Une terreur existentielle
Au tournant des années 60, Bergman imagine un monde nourri de fiction et de souvenirs, de fantasmes et de traumatismes, de femmes aimées et de vampires. En l’espace de quelques films, il détruit l’opposition mortifère entre réel et illusion, et plonge le spectateur vers le vertige et le subliminal. Il est question de doute et de vacillement, mais surtout de foi, une foi en action, celle qui élève les âmes quitte à les voir basculer dans la folie, une foi martyre ou hallucinée.
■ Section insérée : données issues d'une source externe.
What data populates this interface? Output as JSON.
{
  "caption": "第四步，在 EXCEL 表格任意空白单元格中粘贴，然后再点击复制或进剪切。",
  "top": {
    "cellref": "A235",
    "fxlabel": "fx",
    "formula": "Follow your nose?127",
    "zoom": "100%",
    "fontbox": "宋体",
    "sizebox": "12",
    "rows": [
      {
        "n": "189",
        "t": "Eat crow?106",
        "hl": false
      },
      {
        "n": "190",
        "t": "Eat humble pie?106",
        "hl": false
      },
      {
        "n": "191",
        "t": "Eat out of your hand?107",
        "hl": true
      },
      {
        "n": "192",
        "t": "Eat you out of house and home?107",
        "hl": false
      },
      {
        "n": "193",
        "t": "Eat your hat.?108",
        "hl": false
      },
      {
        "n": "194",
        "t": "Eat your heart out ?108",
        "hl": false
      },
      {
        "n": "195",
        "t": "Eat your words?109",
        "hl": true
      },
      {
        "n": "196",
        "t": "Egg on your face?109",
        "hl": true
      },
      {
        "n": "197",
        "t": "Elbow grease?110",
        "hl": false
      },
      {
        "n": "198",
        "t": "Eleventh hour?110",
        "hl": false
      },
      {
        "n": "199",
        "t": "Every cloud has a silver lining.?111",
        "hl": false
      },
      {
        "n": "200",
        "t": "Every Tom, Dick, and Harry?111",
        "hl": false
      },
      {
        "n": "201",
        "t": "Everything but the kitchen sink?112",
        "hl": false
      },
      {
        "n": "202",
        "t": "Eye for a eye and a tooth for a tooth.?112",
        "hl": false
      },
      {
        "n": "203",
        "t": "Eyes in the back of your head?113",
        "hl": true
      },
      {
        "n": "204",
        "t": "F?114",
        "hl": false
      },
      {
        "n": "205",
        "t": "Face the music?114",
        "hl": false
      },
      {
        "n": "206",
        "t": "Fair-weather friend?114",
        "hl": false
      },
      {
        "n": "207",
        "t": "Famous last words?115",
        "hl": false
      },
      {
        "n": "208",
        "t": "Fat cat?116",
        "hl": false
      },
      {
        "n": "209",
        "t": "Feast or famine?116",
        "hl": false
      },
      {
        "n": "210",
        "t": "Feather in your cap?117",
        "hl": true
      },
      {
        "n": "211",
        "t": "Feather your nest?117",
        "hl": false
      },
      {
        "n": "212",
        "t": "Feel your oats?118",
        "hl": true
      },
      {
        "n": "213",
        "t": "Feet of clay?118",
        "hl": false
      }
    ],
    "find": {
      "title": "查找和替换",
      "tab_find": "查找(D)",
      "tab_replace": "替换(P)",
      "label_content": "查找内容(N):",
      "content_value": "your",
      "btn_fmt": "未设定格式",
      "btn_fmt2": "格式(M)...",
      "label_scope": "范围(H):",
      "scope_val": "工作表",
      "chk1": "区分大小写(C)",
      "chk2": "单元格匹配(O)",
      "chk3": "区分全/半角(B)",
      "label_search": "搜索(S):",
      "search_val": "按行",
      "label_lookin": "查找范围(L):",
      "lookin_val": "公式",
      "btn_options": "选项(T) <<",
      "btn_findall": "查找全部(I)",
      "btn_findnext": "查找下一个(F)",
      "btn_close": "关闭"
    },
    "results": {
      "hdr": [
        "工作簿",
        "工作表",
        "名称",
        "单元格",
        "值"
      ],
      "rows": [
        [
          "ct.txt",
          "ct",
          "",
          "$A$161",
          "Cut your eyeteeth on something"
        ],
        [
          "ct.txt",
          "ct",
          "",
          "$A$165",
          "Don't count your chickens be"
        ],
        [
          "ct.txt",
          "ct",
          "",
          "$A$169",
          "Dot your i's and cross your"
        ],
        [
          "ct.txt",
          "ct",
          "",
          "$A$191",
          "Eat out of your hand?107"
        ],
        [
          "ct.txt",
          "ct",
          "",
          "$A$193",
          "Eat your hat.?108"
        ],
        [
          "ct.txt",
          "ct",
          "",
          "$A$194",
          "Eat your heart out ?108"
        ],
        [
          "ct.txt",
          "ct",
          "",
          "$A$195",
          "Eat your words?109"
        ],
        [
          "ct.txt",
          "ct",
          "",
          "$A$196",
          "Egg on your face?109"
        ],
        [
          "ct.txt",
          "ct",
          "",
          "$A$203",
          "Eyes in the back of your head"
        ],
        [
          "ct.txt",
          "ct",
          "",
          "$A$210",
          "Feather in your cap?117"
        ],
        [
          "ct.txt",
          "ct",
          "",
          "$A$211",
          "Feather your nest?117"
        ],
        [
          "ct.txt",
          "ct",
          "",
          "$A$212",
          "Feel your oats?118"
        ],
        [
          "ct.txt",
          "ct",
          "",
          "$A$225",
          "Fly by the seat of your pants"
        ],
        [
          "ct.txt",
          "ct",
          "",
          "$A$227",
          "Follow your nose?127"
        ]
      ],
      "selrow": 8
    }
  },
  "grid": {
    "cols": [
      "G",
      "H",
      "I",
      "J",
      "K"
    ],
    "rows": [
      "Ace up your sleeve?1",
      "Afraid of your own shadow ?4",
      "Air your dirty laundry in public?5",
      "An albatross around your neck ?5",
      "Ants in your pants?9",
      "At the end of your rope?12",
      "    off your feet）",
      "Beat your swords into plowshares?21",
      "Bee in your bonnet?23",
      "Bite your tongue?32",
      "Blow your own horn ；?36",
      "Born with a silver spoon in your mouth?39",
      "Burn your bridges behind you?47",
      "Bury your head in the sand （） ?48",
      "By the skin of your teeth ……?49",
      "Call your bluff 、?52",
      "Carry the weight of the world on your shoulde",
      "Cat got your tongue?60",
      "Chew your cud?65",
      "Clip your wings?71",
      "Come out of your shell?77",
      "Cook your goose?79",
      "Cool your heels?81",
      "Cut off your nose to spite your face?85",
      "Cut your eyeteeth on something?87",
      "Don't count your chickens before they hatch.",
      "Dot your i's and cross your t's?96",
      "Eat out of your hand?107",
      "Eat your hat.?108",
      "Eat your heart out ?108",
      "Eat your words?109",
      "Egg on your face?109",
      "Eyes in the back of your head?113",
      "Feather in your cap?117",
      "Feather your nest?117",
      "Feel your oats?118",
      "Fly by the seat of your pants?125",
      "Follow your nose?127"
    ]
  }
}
Dans sa trilogie sur la mort de Dieu (À travers le miroir, Les Communiants, Le Silence), il parcourt un territoire à la géologie dangereuse : fuite, folie, soumission à Dieu, espoirs contrariés, malheurs et crimes. Des zones où ses personnages perdent la raison. Ça ne se traduit pas forcément en images :
Un vrai shocker
On connaît l’histoire : traumatisé par La Source qu’il avait découvert dans un cinéma arthouse, Wes Craven avait décidé d’en faire un remake craspec. Ce sera La Dernière Maison sur la gauche. On sait aussi que le film de Bergman laissa John McTiernan tellement impressionné qu’il s’en servira comme matrice esthétique pour son 13ème Guerrier. Adapté d’une légende suédoise du XIVe siècle, La Source raconte la croisade d’un berger qui va exécuter avec une sauvagerie folle les trois assassins de sa fille avant de se repentir. D’une sidérante beauté plastique (sans doute la plus belle photo du génial Sven Nykvist), La Source est un rape and revenge, d’une précision chirurgicale. La sauvagerie, la sexualité, les cris, les pleurs, la vengeance... tout est là, brut. Bergman fait remonter une imagerie de conte horrifique, appelle le carnage, l’abomination et l’horreur. On tient là son film le plus régressif, le plus horrifique – ce qui explique sans doute qu’il le reniera jusqu’à la fin de sa vie... Bergman se contente souvent de scruter les visages, d’observer le vent et d’écouter religieusement les silences pour nous entraîner au plus profond de l’homme et libérer la puissance destructrice des démons de l’existence. Dans ce registre, L’Heure du loup est encore plus maboule, son vrai film d’horreur. Un artiste paranoïaque (Johan Borg, joué par Max von Sydow) s’installe sur une île avec sa femme Alma (Liv Ullmann) et se met à progressivement soupçonner les habitants de l’île d’être des démons déguisés. Des années avant Mulholland Drive, Bergman suit la fugue psychique de son héros dans un univers où les créatures qui peuplent ses cauchemars grignotent progressivement le réel. Tétanisant.